All this despite the fact that president Jose Mujica, who can’t be re-elected but enjoys strong popularity both at home and overseas, has been openly campaigning for the candidates of the ruling coalition. The latest polls indicate that the incumbent ticket of former president Tabare Vazquez (74) and Raul Sendic (54) are leading in the range of 40% to 42% of vote intention, but a formidable and unexpected young contender has emerged, Luis Lacalle Pou, 41, and his conservative National party. Legislator and lawyer Lacalle Pou has a vote intention above 32% and has made the Sunday event, unthinkable only six months ago, in the most competitive election since democracy returned to Uruguay in 1985. ”Uruguay’s financial crisis of 2002 left Uruguay divided in a centre left half with a floor of 40% of the electorate and another 40% centre right.
In 2004 the left wing Broad Front coalition won the national election because the electorate basically blamed the so called traditional parties for the banking crisis (an over spill from Argentina)“ argues political scientist Daniel Chasquetti. And five years later, in 2009 president Vazquez who was stepping down with an unprecedented support and acknowledgement, helped Mujica win the election since he was considered ‘continuity but also with a touch of novelty’.
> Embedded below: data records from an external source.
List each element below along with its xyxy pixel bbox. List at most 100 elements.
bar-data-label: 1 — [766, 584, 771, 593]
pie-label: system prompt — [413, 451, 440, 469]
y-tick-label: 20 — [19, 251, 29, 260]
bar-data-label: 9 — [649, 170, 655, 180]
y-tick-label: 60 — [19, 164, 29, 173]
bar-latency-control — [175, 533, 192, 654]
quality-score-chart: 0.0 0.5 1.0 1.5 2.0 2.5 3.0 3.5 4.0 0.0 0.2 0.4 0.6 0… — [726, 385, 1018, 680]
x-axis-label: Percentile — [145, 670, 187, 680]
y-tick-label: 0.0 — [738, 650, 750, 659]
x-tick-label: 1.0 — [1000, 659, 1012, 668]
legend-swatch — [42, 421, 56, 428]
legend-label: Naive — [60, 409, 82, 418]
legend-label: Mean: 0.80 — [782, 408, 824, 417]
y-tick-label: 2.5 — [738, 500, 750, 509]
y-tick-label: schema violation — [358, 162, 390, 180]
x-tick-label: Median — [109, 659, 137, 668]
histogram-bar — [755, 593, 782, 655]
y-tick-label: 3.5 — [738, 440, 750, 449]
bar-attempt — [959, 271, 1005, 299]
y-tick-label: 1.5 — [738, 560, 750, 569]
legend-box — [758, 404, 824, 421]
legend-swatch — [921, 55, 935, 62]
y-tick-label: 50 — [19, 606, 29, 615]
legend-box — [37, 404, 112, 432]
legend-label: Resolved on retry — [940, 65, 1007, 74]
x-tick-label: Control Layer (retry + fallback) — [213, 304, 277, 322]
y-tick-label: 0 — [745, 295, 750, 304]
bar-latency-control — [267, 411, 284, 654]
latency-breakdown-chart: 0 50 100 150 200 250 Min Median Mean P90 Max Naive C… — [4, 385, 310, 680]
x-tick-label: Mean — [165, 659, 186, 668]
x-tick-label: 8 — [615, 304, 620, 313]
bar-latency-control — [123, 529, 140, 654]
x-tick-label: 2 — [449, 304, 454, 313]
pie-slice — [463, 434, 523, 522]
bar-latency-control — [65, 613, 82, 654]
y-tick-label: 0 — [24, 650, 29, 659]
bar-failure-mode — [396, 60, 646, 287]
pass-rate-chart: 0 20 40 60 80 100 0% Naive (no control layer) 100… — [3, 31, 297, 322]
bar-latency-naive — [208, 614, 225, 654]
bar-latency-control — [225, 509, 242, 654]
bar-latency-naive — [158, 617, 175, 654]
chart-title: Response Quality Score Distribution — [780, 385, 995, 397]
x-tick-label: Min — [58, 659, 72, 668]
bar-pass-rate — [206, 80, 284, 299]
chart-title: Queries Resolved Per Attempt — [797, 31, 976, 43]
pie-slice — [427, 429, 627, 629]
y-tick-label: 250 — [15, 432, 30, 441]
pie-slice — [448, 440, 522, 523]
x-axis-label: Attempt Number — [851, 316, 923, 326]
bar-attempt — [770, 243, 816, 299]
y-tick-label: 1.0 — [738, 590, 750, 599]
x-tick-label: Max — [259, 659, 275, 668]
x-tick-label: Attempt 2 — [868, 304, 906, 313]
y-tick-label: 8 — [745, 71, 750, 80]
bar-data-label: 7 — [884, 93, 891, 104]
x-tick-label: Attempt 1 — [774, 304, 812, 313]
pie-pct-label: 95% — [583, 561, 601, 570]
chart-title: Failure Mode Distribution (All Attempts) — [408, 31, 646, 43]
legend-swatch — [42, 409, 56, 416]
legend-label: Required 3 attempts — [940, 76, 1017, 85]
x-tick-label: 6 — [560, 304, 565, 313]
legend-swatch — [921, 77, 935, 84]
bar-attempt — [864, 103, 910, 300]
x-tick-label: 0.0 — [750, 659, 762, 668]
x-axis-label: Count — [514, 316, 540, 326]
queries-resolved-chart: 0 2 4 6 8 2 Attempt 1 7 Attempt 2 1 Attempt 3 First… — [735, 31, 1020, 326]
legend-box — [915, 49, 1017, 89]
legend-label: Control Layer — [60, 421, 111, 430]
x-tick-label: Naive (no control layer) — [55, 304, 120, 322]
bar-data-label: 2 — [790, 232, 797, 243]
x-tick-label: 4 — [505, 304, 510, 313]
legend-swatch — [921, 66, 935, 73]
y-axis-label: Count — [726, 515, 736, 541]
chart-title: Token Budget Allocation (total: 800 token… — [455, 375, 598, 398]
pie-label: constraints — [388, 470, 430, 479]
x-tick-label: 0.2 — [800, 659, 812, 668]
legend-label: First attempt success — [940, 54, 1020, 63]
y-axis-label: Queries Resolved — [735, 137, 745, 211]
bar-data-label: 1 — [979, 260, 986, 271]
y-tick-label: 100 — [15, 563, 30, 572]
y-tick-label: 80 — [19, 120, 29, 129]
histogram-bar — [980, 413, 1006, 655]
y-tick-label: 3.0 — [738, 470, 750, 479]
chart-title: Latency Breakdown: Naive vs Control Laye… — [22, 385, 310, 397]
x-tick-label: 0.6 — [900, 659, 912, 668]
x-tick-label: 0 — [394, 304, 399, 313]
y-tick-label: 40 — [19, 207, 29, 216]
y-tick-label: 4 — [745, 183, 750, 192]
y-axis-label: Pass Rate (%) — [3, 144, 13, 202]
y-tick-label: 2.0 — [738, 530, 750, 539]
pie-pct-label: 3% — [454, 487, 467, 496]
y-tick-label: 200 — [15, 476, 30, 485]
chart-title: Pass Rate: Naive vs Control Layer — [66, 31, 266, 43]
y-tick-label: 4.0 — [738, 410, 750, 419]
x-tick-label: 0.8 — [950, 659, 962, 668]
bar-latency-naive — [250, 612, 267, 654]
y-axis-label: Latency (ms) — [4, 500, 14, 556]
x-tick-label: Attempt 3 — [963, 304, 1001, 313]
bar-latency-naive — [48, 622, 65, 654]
But ten years later and despite the fact that the Broad Front managed a decade of economic growth, a drop in unemployment to 6% and a reduction in poverty indexes, ”an estimated 5% of the electorate is moving to more radical or more moderate minority groups, making the election more competitive”.
Since in Uruguay consecutive re-election is banned and none of the candidates is expected to obtain more than 50% of the ballots next Sunday, in that event a runoff is scheduled for November 30.